Clinical reasoning demands multi-step interactions -- gathering patient history, ordering tests, interpreting results, and making safe treatment decisions -- yet a unified training environment provides the breadth of clinical domains and specialized tools to train generalizable medical AI agents through reinforcement learning remains elusive. We present a comprehensive empirical study of multi-turn agentic RL for medical AI, built on \gym{}, a gymnasium-compatible environment spanning 10 clinical domains with 3.6K+ tasks, 135 domain-specific tools, and a knowledge base of 828K medical passages. Our analysis reveals that agentic multi-turn structure degrades into verbose single-turn monologues, characterized by monotonic length explosion and a simultaneous erosion of tool-use frequency.
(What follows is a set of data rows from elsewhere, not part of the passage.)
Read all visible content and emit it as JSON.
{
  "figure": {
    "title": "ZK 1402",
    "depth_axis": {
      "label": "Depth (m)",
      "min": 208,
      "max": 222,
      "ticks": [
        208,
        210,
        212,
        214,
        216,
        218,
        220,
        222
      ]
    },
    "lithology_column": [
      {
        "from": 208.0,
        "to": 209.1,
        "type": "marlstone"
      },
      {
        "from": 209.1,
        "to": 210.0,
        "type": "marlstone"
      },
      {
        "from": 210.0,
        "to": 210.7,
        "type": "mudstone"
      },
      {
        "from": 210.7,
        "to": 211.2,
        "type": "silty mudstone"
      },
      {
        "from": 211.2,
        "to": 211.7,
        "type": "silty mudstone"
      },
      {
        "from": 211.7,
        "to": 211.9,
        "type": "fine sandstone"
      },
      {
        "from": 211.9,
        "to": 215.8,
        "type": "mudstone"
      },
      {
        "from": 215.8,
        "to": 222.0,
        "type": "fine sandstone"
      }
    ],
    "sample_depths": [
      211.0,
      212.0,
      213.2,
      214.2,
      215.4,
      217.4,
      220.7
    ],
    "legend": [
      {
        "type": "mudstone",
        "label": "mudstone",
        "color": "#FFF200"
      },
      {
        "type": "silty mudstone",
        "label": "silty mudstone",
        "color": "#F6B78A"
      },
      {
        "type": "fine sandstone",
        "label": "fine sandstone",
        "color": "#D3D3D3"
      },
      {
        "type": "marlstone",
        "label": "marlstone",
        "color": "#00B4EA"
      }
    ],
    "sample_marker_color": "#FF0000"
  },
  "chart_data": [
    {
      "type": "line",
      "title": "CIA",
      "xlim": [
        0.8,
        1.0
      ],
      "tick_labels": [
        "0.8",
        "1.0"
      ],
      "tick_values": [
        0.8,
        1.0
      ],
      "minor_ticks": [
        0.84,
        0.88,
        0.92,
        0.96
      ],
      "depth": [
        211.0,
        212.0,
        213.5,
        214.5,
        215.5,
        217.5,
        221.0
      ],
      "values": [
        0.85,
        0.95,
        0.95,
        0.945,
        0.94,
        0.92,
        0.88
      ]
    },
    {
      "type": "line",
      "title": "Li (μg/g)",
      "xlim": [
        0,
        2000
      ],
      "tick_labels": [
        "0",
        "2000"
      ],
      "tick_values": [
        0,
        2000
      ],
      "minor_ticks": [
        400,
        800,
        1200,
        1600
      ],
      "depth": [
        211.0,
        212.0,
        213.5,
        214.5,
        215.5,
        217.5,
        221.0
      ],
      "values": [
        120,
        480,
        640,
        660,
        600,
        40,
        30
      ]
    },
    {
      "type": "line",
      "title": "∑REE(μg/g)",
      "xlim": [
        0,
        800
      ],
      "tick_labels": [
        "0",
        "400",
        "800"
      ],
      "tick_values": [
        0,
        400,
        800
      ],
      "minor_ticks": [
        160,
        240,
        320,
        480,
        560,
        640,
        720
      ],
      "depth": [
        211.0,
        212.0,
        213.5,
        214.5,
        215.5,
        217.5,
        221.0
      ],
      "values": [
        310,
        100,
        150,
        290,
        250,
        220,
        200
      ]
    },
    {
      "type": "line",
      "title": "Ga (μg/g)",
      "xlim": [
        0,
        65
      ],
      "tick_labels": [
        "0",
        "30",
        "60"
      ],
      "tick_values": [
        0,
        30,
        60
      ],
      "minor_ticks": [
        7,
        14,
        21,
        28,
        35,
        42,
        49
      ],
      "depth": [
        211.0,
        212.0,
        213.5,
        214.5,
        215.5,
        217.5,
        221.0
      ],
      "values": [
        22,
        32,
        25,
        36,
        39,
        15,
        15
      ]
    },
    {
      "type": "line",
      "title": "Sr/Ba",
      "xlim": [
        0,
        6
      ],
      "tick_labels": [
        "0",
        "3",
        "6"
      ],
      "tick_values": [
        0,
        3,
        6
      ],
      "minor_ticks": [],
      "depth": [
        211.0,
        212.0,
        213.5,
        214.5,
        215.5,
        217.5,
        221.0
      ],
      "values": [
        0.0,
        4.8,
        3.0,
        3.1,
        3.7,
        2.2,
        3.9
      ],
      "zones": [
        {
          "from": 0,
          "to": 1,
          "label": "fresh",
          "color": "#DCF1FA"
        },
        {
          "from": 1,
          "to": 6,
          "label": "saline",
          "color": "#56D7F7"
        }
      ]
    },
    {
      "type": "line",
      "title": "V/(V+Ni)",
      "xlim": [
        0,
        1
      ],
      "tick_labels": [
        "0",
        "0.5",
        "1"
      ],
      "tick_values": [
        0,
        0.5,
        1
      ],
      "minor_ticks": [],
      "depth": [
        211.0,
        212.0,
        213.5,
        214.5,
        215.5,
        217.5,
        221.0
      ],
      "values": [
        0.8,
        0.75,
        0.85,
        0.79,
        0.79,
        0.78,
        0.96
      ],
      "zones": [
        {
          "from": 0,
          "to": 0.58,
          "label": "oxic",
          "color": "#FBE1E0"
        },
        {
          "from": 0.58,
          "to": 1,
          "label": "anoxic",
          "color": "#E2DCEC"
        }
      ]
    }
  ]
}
We characterize how this collapse, alongside distillation instability, stems from the misalignment of sparse terminal rewards with sequential clinical trajectories. We find that vanilla GRPO achieves strong final accuracy on some benchmarks but suffers from training instability, evidenced by significant oscillations in response length and prolonged convergence periods. To improve training efficiency and stability, we propose Turn-level Truncated On-Policy Distillation (TT-OPD), a self-distillation framework where a gradient-free EMA teacher leverages outcome-privileged information to provide dense, outcome-aware KL regularization at every conversation turn. TT-OPD achieves the best performance on 10 of 18 benchmarks with an average +3.9~pp improvement over the non-RL baseline with faster early convergence, controlled response length, and sustained multi-turn tool use.